Even more recently, I had another client who had been shown the x-rays of degenerative arthritic changes in her neck. She attributed this "osteoarthritis" to her neural pain going down her arm. After examining her, I concluded that, indeed, she had nerve root impingement, but her localized neck pain and range of motion were not severe enough for me to think that those degenerative changes were the major factor. Rather, I can't help but believe her forward head and shoulder posture as well as her hypomobility in her neck segments to be the cause. But that's just me.

Actually, it's not just me. There have been numerous studies supporting the fact that individuals can, extremely commonly, have degenerative changes in their spines and be completely symptom-free.
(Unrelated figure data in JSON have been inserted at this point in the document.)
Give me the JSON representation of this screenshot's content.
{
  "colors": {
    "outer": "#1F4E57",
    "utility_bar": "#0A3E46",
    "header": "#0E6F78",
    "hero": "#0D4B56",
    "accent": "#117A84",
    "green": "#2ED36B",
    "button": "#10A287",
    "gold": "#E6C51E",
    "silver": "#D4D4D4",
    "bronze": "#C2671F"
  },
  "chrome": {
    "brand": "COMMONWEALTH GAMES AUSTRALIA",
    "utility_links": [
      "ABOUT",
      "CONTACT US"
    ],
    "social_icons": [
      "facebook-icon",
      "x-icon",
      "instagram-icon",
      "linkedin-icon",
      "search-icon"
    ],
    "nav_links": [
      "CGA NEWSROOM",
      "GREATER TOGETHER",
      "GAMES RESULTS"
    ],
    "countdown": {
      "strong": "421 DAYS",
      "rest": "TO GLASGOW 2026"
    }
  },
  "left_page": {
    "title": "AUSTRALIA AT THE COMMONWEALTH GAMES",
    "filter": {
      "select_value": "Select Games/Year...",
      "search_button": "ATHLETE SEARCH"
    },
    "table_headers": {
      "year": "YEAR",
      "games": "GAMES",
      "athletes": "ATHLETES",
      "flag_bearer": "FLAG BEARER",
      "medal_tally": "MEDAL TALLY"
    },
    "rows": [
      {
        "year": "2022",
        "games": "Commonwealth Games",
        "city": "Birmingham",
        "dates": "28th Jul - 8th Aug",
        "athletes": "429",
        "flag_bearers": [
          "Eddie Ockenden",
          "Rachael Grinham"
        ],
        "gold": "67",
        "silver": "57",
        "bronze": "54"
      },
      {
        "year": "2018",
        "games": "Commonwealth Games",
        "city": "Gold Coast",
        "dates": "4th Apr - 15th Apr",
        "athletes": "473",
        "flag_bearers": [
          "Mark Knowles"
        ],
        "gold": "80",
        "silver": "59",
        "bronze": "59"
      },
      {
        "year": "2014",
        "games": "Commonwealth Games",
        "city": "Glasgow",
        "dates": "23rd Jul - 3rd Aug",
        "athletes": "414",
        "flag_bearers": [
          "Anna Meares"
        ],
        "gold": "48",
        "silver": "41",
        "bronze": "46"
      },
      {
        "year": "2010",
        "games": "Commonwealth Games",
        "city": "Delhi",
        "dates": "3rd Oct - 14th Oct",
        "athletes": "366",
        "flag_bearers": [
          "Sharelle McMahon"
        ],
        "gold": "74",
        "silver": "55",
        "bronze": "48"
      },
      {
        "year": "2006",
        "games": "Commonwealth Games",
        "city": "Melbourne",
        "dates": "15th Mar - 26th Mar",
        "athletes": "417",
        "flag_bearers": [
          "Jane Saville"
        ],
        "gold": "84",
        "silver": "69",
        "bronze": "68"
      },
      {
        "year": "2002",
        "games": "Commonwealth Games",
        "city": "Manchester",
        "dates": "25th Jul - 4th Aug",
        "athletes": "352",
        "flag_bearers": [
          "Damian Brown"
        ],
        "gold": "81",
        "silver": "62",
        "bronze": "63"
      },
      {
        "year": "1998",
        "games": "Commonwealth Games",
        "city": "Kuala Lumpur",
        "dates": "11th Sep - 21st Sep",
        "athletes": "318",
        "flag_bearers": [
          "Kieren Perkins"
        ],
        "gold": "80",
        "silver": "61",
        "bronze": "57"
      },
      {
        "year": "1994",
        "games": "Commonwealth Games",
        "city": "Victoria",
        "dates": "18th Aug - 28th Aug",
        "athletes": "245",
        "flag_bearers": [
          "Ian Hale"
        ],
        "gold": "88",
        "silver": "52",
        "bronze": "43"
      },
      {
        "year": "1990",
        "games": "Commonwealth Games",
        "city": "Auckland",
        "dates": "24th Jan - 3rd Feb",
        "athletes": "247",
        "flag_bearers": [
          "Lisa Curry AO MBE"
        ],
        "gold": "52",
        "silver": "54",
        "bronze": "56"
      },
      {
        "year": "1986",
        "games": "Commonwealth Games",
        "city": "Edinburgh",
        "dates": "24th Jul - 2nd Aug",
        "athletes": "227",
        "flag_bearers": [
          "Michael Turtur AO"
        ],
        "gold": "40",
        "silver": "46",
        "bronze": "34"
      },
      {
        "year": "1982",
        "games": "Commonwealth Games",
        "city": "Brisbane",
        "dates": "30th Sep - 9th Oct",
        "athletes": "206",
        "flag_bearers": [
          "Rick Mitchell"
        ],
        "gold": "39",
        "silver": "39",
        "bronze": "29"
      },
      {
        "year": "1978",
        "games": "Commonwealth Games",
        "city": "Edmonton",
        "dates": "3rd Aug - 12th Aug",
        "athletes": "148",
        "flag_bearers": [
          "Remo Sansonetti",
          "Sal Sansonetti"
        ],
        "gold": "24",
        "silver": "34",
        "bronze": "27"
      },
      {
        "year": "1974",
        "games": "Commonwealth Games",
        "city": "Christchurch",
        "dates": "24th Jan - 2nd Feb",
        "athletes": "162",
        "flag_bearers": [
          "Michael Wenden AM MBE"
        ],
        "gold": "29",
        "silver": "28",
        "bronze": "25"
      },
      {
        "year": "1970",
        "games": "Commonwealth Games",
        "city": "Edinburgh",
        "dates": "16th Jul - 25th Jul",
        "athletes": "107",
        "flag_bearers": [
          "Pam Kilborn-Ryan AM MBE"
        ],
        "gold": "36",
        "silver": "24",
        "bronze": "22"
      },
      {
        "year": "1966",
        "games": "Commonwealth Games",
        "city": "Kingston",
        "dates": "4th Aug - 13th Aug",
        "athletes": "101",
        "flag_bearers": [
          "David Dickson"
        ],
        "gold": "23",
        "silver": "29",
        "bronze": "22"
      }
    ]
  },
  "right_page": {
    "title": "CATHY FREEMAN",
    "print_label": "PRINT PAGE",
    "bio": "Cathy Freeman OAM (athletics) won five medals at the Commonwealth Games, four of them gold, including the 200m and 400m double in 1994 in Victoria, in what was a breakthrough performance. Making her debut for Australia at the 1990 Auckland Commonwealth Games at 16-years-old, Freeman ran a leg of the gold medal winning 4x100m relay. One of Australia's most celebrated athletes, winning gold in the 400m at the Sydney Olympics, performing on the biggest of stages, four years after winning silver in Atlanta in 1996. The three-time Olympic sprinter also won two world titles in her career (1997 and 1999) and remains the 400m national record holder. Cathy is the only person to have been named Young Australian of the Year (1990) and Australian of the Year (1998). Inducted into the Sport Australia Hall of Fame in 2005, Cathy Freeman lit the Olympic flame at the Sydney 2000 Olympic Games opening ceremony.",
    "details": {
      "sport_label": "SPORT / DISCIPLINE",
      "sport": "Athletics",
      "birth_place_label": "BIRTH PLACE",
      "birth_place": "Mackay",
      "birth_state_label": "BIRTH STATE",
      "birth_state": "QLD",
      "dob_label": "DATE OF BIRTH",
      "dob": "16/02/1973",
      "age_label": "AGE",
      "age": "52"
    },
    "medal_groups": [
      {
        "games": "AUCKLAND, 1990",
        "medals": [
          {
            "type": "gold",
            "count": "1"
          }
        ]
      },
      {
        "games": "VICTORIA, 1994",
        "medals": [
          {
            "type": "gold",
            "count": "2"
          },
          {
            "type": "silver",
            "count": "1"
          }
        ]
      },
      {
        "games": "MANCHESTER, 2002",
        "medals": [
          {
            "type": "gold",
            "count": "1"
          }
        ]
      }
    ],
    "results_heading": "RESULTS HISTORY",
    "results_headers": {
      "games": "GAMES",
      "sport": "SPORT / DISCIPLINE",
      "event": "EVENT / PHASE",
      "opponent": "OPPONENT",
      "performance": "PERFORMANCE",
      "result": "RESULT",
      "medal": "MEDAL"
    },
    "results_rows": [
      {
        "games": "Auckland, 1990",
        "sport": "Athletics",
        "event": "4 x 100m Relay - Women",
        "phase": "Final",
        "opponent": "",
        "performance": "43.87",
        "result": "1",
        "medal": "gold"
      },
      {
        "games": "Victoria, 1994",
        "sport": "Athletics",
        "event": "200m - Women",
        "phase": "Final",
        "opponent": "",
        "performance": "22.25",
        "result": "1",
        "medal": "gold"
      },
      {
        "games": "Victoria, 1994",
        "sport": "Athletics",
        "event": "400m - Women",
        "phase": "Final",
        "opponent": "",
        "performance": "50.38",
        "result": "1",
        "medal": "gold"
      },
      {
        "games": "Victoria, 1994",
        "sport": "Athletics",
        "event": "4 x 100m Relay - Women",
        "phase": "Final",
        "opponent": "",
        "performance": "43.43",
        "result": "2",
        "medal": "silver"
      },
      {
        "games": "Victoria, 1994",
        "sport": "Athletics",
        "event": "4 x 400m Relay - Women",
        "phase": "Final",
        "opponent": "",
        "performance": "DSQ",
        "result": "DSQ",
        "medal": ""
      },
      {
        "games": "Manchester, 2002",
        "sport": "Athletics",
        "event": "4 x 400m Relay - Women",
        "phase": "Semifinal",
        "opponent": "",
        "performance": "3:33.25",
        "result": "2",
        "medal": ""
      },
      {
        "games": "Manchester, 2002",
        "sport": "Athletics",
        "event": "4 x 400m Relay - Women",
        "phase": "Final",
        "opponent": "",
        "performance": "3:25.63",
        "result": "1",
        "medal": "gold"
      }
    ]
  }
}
Take this one study that scanned subjects who experienced absolutely no pain, resulting in the conclusion that over half of them had disc bulges! And this isn't an isolated case of asymptomatic people having abnormal findings in their low backs. As for neck pain, how about this study showing that normal and abnormal changes in the cervical spine were found in equal amounts between patients who reported pain and those who reported none at all?


The lesson to take here is that while there are an endless number of reasons that the body may experience pain or dysfunctions that could be present, our bodies have a natural resiliency to them. Humans are adaptable to countless situations and environments, and thus, our bodies are extremely adept at working around physical irregularities, be they genetic or acquired. It is true that oftentimes we need therapeutic intervention in order to guide our mechanics back on the right track. At the end of the day, though, it's very seldom that you need to write yourself off as a lost cause, and we need to be cautious of practitioners who are going to try and capitalize on our fear of that photo. That x-ray photo doesn't have the final say when it comes to your quality of life, though, and clients should always seek second opinions if they feel that their so-called prognosis is unnecessarily bleak.